Il post di La Vardera

“Ringrazio l’assessore Volo per le rassicurazioni sul pronto soccorso. Quando il Governo fa bene, e offre risposte secche va riconosciuto”. Questo il contenuto del messaggio pubbblicato dal deputato regionale del gruppo di Cateno De Luca. Un messaggio che rappresenta, in queste ultime ore, l’unica esternazione pubblica di apprezzamento per l’operato dell’assessore del governo Schifani. Ma La Vardera, formalmente, starebbe all’opposizione. E i partiti di maggioranza come reagiscono di fronte alle stilettate dei sindacati, di fronte alle accuse dei rappresentanti dei laboratori? Un sostanziale silenzio intervallato, per lo più, da qualche nota vagamente critica.

Il report di Mario La Rocca

E i problemi arrivano in qualche caso anche dal passato.
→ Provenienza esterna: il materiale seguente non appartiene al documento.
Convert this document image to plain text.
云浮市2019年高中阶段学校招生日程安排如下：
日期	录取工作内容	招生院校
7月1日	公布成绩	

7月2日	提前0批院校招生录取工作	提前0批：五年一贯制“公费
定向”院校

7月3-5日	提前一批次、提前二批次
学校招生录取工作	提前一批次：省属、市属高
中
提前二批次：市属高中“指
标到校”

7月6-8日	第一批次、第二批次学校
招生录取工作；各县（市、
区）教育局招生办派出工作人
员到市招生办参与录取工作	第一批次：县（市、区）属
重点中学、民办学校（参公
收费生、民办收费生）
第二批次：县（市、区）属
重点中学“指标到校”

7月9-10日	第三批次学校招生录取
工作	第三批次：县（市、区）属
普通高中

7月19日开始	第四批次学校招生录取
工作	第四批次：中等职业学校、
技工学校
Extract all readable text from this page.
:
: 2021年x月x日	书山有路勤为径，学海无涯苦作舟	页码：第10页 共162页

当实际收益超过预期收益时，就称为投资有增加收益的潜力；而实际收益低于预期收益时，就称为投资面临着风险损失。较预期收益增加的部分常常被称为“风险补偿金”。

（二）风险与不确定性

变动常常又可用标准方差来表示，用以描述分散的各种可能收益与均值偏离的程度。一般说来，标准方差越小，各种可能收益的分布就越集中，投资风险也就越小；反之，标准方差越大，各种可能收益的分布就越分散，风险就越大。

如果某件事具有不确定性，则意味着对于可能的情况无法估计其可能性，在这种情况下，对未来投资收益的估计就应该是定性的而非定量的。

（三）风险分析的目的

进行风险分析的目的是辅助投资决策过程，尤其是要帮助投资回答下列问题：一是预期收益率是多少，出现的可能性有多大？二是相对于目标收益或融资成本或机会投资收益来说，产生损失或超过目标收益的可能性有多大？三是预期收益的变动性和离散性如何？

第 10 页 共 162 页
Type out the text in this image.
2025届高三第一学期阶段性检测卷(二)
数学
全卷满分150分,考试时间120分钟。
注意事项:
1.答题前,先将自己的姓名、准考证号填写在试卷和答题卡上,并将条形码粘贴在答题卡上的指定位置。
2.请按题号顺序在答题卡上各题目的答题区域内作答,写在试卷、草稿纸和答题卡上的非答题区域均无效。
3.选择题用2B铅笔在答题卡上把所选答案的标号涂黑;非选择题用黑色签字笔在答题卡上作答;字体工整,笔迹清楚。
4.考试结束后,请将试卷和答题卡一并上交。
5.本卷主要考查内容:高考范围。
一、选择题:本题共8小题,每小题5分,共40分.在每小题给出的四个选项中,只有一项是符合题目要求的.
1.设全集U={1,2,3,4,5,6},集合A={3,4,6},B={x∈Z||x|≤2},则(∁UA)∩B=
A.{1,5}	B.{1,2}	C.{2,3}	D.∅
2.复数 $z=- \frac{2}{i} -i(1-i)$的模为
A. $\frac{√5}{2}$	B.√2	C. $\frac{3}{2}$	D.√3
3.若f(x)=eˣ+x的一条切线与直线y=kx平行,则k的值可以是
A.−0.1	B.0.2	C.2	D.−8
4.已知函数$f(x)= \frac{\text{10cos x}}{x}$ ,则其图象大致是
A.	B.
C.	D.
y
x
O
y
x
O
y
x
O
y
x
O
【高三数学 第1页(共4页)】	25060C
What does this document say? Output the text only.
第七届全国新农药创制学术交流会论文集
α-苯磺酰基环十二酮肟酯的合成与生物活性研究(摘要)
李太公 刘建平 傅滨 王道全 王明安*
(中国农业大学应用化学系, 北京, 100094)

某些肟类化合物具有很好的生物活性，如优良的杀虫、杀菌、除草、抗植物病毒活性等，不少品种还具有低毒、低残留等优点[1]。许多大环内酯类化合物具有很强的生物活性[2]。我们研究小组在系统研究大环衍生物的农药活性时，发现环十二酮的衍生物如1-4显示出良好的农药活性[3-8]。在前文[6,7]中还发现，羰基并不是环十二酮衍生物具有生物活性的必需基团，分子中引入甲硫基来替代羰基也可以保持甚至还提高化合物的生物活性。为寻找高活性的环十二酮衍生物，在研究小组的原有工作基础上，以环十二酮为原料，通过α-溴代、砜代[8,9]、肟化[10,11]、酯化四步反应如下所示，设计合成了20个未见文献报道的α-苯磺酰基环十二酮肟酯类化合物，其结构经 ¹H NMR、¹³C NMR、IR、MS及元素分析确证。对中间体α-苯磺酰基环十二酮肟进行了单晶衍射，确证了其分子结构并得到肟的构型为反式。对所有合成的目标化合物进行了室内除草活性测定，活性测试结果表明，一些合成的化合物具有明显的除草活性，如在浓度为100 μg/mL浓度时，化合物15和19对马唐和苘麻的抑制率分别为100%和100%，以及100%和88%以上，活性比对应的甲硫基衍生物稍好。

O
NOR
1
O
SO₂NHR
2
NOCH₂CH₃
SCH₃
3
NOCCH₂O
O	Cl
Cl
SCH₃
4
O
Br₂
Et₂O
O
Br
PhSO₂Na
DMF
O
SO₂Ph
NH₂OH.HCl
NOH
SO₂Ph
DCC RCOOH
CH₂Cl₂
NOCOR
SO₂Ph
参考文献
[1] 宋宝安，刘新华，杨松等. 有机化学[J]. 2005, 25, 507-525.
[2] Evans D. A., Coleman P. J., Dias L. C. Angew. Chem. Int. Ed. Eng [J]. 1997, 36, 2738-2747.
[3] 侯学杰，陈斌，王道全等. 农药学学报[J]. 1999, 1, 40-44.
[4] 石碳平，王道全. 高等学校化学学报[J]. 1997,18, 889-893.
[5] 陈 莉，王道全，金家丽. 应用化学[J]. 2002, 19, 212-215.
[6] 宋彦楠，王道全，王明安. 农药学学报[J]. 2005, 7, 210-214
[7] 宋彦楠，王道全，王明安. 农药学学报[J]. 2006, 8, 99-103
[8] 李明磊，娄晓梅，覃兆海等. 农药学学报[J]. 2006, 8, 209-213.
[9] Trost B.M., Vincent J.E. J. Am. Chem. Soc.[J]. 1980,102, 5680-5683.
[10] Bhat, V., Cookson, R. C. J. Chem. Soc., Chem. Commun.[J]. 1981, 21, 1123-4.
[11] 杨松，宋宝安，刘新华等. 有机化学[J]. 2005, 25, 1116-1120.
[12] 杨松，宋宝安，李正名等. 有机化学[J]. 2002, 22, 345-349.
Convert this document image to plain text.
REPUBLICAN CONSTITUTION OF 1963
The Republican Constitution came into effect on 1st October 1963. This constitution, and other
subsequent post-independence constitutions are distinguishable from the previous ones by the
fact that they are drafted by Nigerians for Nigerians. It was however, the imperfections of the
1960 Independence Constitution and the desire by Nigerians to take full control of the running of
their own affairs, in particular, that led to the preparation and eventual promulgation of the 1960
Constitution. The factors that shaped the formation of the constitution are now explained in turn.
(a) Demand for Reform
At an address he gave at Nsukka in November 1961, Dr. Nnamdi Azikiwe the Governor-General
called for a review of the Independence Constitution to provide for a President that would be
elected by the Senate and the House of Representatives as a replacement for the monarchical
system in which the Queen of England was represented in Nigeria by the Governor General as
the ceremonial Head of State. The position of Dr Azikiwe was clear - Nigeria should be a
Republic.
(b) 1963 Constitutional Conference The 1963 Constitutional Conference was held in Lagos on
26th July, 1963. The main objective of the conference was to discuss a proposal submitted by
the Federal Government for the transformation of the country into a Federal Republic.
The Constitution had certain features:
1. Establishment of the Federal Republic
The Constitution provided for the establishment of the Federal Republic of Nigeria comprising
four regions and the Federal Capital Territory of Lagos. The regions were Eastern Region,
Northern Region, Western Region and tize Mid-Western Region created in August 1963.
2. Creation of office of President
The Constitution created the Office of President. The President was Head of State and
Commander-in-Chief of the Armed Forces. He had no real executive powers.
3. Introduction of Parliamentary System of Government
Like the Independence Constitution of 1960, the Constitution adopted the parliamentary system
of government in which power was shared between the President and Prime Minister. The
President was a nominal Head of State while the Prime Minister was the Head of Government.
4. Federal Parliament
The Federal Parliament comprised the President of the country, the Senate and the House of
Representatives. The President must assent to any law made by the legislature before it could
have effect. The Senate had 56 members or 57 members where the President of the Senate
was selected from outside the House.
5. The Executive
Al termine del suo incarico al Dasoe, il dirigente Mario La Rocca ha trasmesso un report: “Sento l’esigenza di dare compiuta rappresentazione della situazione del Bilancio Consolidato del Servizio Sanitario Regionale per le annualità 2022 e 2023, stante la rilevanza delle conseguenze che una sua mancata chiusura in pareggio avrebbero sul Bilancio della Regione – scrive La Rocca, nel suo atto di congedo -. Al riguardo, al fine di meglio rappresentare le conseguenze, anche sul piano politico di tale evenienza che, sin da subito si chiarisce, è stata scongiurata. I dati del monitoraggio del quarto trimestre 2022 che, al momento, sono in corso di verifica, denunciano un disavanzo di 248 milioni a causa dei costi straordinari Covid che ammontano per il 2022 a 439 milioni di euro. Tale disavanzo – precisa ancora La Rocca nel documento – inferiore per quasi 200 milioni di euro ai costi straordinari Covid, verrà coperto con le entrate straordinarie relative alle quote del mutuo sanità relative al 2019-2020-2021”. Insomma, ecco saltare fuori anche un “buco” nella Sanità siciliana.

Pagelle Lea

Come se non bastassero i problemi, ieri mattina è stata diffusa un’analisi condotta dalla Fondazione Gimbe dopo la pubblicazione da parte del dicastero di Lungotevere Ripa del ‘Monitoraggio dei Lea attraverso il Nuovo sistema di garanzia’ (Nsg), che valuta 22 indicatori suddivisi in tre aree: prevenzione collettiva e sanità pubblica, assistenza distrettuale e assistenza ospedaliera. La Sicilia viene bocciata sulla prevenzione e, secondo i nuovi sistemi di monitoraggio, la Regione risulta essere adesso inadempiente, per cui dovrà attenersi al piano rientro di previsto in questi casi. Un problema in più per l’assessore che nessuna sembra voler difendere.